SAN DIEGO — This week, the popular Mexican tourist destination of Cancun in the state of Quintana Roo outlawed what are known as narcocorridos as it tries to cut down on violence in that part of the Yucatán Peninsula.

Cancun becomes one of several areas in Mexico to adopt this policy.

It also prohibits certain musical groups known for these ballads from performing in the city.

“Every time there is one of these events, the truth is, there are always incidents of violence,” said Jorge Aguilar Osorio a Quintana Roo state legislator.

Cancun’s Mayor Ana Patricia Peralta also supported the banning of narcocorridos in her city.

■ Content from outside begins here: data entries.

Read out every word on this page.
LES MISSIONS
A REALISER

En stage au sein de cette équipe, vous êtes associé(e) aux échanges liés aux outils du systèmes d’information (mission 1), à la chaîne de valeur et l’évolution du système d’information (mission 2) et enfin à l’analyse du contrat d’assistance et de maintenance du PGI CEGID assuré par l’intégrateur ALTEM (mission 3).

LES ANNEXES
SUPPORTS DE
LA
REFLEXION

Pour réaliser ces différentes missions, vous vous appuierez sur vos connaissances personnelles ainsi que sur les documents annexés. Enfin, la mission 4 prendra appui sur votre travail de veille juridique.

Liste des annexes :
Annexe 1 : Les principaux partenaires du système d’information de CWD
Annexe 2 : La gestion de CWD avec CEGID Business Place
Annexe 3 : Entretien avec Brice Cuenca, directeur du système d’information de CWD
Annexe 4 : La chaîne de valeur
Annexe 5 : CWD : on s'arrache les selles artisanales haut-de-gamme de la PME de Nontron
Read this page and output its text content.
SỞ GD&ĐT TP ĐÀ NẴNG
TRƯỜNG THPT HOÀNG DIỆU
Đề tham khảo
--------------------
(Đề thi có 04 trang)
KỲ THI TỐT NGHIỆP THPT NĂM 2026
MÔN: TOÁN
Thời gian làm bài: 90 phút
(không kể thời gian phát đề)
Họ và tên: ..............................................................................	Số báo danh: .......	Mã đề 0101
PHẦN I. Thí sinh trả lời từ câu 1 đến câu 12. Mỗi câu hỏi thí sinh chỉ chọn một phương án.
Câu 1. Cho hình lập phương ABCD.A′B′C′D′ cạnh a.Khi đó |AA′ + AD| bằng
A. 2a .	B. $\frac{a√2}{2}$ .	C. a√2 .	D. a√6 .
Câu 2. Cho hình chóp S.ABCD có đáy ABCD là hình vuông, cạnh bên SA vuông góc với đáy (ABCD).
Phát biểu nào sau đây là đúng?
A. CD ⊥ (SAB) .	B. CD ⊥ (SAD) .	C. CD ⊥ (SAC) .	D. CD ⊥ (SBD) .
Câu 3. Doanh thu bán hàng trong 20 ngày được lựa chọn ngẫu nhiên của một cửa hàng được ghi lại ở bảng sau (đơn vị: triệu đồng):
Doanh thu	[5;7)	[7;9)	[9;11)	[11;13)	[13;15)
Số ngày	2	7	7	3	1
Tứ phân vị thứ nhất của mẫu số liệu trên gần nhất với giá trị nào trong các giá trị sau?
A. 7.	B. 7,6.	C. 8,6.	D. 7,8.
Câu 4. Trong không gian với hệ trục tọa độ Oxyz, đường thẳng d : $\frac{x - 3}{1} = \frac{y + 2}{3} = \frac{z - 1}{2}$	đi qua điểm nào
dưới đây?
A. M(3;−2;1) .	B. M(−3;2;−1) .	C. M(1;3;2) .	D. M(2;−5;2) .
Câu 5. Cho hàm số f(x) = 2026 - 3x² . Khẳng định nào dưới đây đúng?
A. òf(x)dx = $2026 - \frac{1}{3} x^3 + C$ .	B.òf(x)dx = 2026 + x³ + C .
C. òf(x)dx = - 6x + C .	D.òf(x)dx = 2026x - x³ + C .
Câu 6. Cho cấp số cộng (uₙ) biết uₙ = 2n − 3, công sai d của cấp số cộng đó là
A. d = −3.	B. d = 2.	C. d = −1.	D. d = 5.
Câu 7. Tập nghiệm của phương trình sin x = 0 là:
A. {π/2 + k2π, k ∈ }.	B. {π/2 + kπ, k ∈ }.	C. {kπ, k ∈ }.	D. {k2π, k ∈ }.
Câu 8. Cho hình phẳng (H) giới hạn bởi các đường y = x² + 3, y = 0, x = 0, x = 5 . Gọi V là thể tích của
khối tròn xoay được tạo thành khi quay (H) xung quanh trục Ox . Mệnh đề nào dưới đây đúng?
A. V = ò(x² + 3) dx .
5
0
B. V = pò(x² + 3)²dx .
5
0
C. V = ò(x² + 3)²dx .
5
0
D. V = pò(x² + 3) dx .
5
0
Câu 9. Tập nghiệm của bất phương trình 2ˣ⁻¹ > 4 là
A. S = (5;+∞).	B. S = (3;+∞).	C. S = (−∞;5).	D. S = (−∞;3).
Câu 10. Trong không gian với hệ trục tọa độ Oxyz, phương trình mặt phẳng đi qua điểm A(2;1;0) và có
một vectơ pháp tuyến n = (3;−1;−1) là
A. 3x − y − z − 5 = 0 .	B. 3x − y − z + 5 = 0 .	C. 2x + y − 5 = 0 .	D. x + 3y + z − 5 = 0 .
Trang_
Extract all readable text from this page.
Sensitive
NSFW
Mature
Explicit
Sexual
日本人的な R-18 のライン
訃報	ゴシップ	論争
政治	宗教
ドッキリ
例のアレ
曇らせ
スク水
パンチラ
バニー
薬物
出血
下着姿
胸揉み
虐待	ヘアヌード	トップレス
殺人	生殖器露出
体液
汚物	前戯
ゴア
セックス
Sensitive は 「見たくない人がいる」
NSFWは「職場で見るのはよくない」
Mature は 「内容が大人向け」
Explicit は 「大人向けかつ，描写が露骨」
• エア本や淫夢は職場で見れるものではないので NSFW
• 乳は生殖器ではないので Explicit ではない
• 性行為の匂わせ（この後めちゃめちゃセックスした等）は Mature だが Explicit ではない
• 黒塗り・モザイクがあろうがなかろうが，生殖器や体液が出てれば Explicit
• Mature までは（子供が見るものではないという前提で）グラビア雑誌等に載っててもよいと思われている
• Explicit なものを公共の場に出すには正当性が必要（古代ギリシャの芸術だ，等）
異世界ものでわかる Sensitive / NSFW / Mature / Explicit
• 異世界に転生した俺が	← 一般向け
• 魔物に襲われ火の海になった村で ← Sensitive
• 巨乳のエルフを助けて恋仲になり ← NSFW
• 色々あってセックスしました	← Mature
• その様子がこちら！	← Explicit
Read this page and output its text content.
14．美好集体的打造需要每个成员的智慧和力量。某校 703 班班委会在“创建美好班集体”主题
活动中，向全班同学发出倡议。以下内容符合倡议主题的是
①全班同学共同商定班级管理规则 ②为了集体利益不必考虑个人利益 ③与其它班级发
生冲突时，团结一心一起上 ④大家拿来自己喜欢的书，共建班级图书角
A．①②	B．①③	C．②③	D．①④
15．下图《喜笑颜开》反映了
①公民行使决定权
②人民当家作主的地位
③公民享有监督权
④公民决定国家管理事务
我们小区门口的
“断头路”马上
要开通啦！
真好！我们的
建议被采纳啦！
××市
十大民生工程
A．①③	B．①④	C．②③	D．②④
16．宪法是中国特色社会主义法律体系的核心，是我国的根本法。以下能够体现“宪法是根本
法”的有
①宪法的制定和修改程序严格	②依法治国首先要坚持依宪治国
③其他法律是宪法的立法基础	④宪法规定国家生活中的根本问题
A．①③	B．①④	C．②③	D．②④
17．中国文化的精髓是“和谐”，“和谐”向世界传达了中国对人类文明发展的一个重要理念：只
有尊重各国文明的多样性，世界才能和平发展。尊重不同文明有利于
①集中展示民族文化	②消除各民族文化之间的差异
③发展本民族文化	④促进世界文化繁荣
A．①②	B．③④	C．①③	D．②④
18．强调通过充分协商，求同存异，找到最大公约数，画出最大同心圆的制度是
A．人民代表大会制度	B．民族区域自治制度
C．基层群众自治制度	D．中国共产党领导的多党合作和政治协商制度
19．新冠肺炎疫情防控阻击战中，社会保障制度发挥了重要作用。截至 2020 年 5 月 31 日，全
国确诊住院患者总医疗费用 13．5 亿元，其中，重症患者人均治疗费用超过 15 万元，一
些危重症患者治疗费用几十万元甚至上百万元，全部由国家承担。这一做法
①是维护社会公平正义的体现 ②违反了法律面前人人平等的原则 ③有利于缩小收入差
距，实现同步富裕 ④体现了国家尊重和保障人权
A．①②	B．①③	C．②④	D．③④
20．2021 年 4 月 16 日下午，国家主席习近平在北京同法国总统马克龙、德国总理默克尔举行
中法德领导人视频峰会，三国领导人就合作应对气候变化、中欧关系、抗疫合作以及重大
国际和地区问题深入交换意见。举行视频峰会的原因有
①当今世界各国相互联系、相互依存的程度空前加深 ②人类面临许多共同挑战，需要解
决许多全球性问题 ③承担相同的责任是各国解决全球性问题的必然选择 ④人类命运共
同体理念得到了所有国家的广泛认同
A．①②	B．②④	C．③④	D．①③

“We can’t have any type of event where violence is promoted in one way or another,” said Peralta.

Narcocorridos are songs with lyrics that romanticize and detail the exploits of drug traffickers.

Some of the songs also contain graphic descriptions of violent events.

Critics of the music say the lyrics often talk about misfortune and death while glamorizing criminal exploits of drug lords such as “Chapo” Guzman who headed the Sinaloa Cartel for many years and has retained a large cult following.

He is now in a maximum-security prison in Colorado serving a life sentence. 

Also, some of the content is said to violate Mexican federal radio and television statutes, which prohibit “transmissions that may cause corruption of the language and go against decency and good customs through malicious expressions or provocative phrases.”

Mexican border states such as Chihuahua and Mexico City have also banned “narcocorridos” for several years already.

Jorge Castañeda, Mexico’s former Minister of Foreign Relations told the New York Times recently that “you can’t fault narcocorridos for the violence brought on by drug dealers.”

Other critics of the ban say narcocorridos are just a genre of popular music that originated in Northern Mexico similar to rap groups in the United States who glorified gang activity.